OK, maybe this is a slight exaggeration (or maybe not?), but no matter how you slice it, bounce rate is a significant barometer of relevancy in relation to your marketing message, design, and site copy.
But what if it’s not my fault?
Well… a high bounce rate is always technically your fault, but what if your bounce rate is high for a reason that’s well within your control? What if you’re crippling your chances for success and you don’t even know it?
If this sounds all too familiar, here are some common sticking points worth double checking:
If your site takes forever to load, people will get annoyed and leave. On the web even a brief moment can feel like an eternity. It’s been found that 47% of consumers expect a web page to load in 2 seconds or less.
I hate Flash. Don’t put flash on your site. Search engines can’t crawl it, it often looks tacky, and it’s just not worth the effort. If you must use Flash, let it be a side dish and not the entire meal. But seriously, get rid of the Flash.
Retro / cheap / out of touch design that looks like it’s from 1996
Yes design is highly subjective, but lazy design always sticks out like a sore thumb. If your site looks like it hasn’t been touched in a decade, do you really expect visitors to brush it off and show you some love (in the form of sticking around)? Not going to happen.

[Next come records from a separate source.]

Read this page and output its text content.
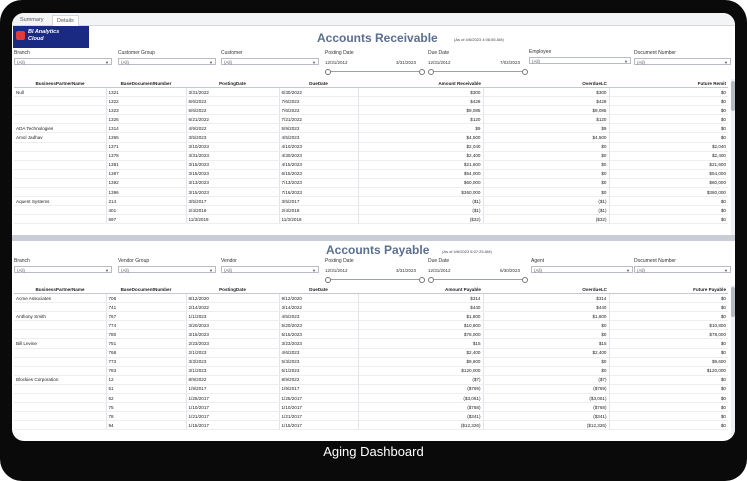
Summary	Details
BI Analytics
Cloud	Accounts Receivable	(As of 4/6/2023 4:06:55 AM)
Branch
(All)	▼
Customer Group
(All)	▼
Customer
(All)	▼
Posting Date
12/31/2012	3/31/2023
Due Date
12/31/2012	7/02/2023
Employee
(All)	▼
Document Number
(All)	▼
BusinessPartnerName	BaseDocumentNumber	PostingDate	DueDate	Amount Receivable	OverdueLC	Future Remit
Null	1321	3/31/2022	6/30/2022	$300	$300	$0
	1322	6/6/2022	7/6/2022	$428	$428	$0
	1323	6/6/2022	7/6/2022	$9,085	$9,085	$0
	1326	6/21/2022	7/21/2022	$120	$120	$0
ADA Technologies	1314	4/9/2022	5/9/2022	$9	$9	$0
Amol Jadhav	1365	3/5/2023	4/5/2023	$4,500	$4,500	$0
	1371	3/10/2023	4/10/2023	$2,040	$0	$2,040
	1378	3/31/2023	4/30/2023	$2,400	$0	$2,400
	1381	3/15/2023	4/15/2023	$21,600	$0	$21,600
	1387	3/15/2023	6/15/2023	$54,000	$0	$54,000
	1392	3/13/2023	7/13/2023	$60,000	$0	$60,000
	1396	3/15/2023	7/16/2023	$360,000	$0	$360,000
Aquent Systems	214	3/5/2017	3/5/2017	($1)	($1)	$0
	401	2/4/2018	2/4/2018	($1)	($1)	$0
	597	11/3/2018	11/3/2018	($32)	($32)	$0
Accounts Payable	(As of 4/6/2023 6:07:25 AM)
Branch
(All)	▼
Vendor Group
(All)	▼
Vendor
(All)	▼
Posting Date
12/31/2012	3/31/2023
Due Date
12/31/2012	6/30/2023
Agent
(All)	▼
Document Number
(All)	▼
BusinessPartnerName	BaseDocumentNumber	PostingDate	DueDate	Amount Payable	OverdueLC	Future Payable
Acme Associates	706	8/12/2020	9/12/2020	$314	$314	$0
	741	2/14/2022	3/14/2022	$440	$440	$0
Anthony Smith	767	1/1/2023	4/5/2023	$1,800	$1,800	$0
	774	3/20/2023	5/20/2023	$10,800	$0	$10,800
	780	3/15/2023	5/15/2023	$78,000	$0	$78,000
Bill Levine	751	2/23/2023	3/23/2023	$15	$15	$0
	768	2/1/2023	4/6/2023	$2,400	$2,400	$0
	773	3/3/2023	5/3/2023	$9,600	$0	$9,600
	783	3/1/2023	5/1/2023	$120,000	$0	$120,000
Blockies Corporation	12	8/9/2022	8/9/2022	($7)	($7)	$0
	51	1/9/2017	1/9/2017	($769)	($769)	$0
	62	1/25/2017	1/25/2017	($3,061)	($3,061)	$0
	75	1/10/2017	1/10/2017	($768)	($768)	$0
	78	1/21/2017	1/21/2017	($341)	($341)	$0
	94	1/15/2017	1/15/2017	($12,326)	($12,326)	$0
Aging Dashboard
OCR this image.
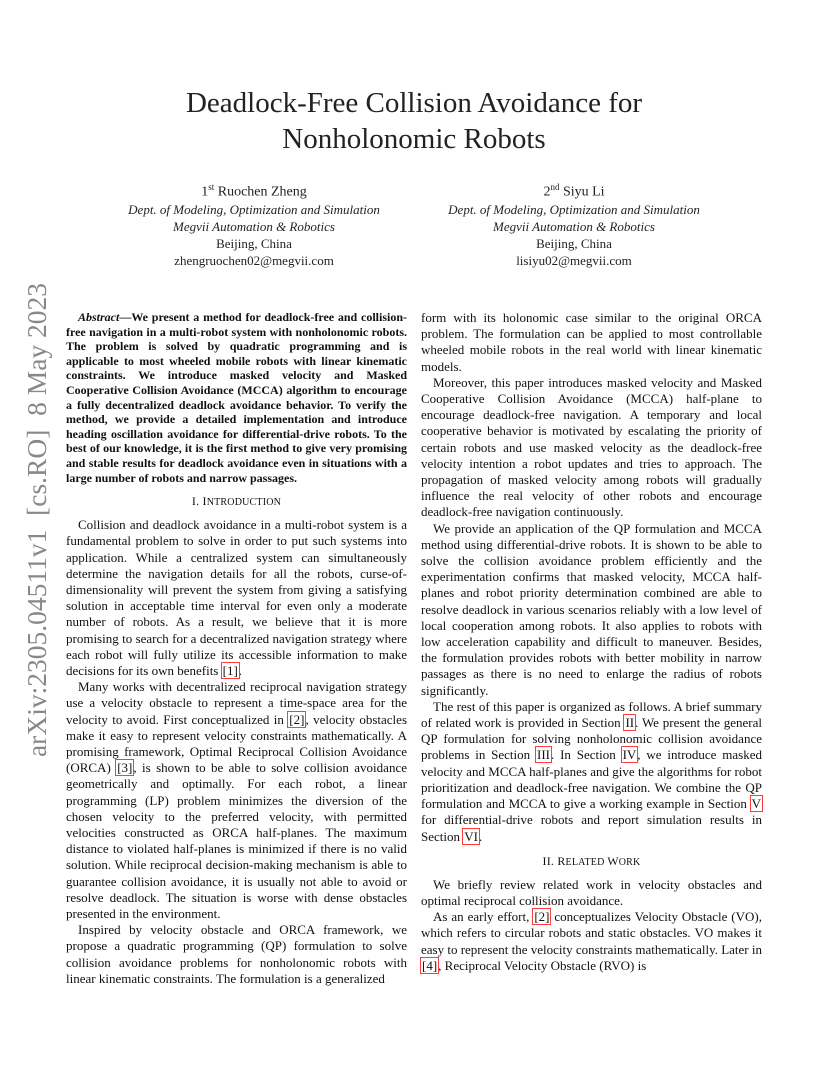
arXiv:2305.04511v1  [cs.RO]  8 May 2023
Deadlock-Free Collision Avoidance for
Nonholonomic Robots
1st Ruochen Zheng
Dept. of Modeling, Optimization and Simulation
Megvii Automation & Robotics
Beijing, China
zhengruochen02@megvii.com
2nd Siyu Li
Dept. of Modeling, Optimization and Simulation
Megvii Automation & Robotics
Beijing, China
lisiyu02@megvii.com

Abstract—We present a method for deadlock-free and collision-free navigation in a multi-robot system with nonholonomic robots. The problem is solved by quadratic programming and is applicable to most wheeled mobile robots with linear kinematic constraints. We introduce masked velocity and Masked Cooperative Collision Avoidance (MCCA) algorithm to encourage a fully decentralized deadlock avoidance behavior. To verify the method, we provide a detailed implementation and introduce heading oscillation avoidance for differential-drive robots. To the best of our knowledge, it is the first method to give very promising and stable results for deadlock avoidance even in situations with a large number of robots and narrow passages.

I. INTRODUCTION

Collision and deadlock avoidance in a multi-robot system is a fundamental problem to solve in order to put such systems into application. While a centralized system can simultaneously determine the navigation details for all the robots, curse-of-dimensionality will prevent the system from giving a satisfying solution in acceptable time interval for even only a moderate number of robots. As a result, we believe that it is more promising to search for a decentralized navigation strategy where each robot will fully utilize its accessible information to make decisions for its own benefits [1].

Many works with decentralized reciprocal navigation strategy use a velocity obstacle to represent a time-space area for the velocity to avoid. First conceptualized in [2], velocity obstacles make it easy to represent velocity constraints mathematically. A promising framework, Optimal Reciprocal Collision Avoidance (ORCA) [3], is shown to be able to solve collision avoidance geometrically and optimally. For each robot, a linear programming (LP) problem minimizes the diversion of the chosen velocity to the preferred velocity, with permitted velocities constructed as ORCA half-planes. The maximum distance to violated half-planes is minimized if there is no valid solution. While reciprocal decision-making mechanism is able to guarantee collision avoidance, it is usually not able to avoid or resolve deadlock. The situation is worse with dense obstacles presented in the environment.

Inspired by velocity obstacle and ORCA framework, we propose a quadratic programming (QP) formulation to solve collision avoidance problems for nonholonomic robots with linear kinematic constraints. The formulation is a generalized

form with its holonomic case similar to the original ORCA problem. The formulation can be applied to most controllable wheeled mobile robots in the real world with linear kinematic models.

Moreover, this paper introduces masked velocity and Masked Cooperative Collision Avoidance (MCCA) half-plane to encourage deadlock-free navigation. A temporary and local cooperative behavior is motivated by escalating the priority of certain robots and use masked velocity as the deadlock-free velocity intention a robot updates and tries to approach. The propagation of masked velocity among robots will gradually influence the real velocity of other robots and encourage deadlock-free navigation continuously.

We provide an application of the QP formulation and MCCA method using differential-drive robots. It is shown to be able to solve the collision avoidance problem efficiently and the experimentation confirms that masked velocity, MCCA half-planes and robot priority determination combined are able to resolve deadlock in various scenarios reliably with a low level of local cooperation among robots. It also applies to robots with low acceleration capability and difficult to maneuver. Besides, the formulation provides robots with better mobility in narrow passages as there is no need to enlarge the radius of robots significantly.

The rest of this paper is organized as follows. A brief summary of related work is provided in Section II. We present the general QP formulation for solving nonholonomic collision avoidance problems in Section III. In Section IV, we introduce masked velocity and MCCA half-planes and give the algorithms for robot prioritization and deadlock-free navigation. We combine the QP formulation and MCCA to give a working example in Section V for differential-drive robots and report simulation results in Section VI.

II. RELATED WORK

We briefly review related work in velocity obstacles and optimal reciprocal collision avoidance.

As an early effort, [2] conceptualizes Velocity Obstacle (VO), which refers to circular robots and static obstacles. VO makes it easy to represent the velocity constraints mathematically. Later in [4], Reciprocal Velocity Obstacle (RVO) is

Complicated or unclear call to actions
This is a personal pet peeve. If I land on your page, especially one that’s driven by paid search, I want to know exactly what I’m supposed to do next. Are you trying to convince me to open my wallet? Subscribe to a newsletter? Fill out a form? The clearer this is communicated the happier the visitor will be.
Hapless site architecture
How are your internal links stacking up? How can person A, move from page A, to page B, to page C, and so on. Stay mindful of this sort of stuff. Hire a good UX specialist if need be.
Not a definitive list by any means, but a starting point nonetheless.
Fix just one of these five problems and you’re well on your way to a lower bounce rate.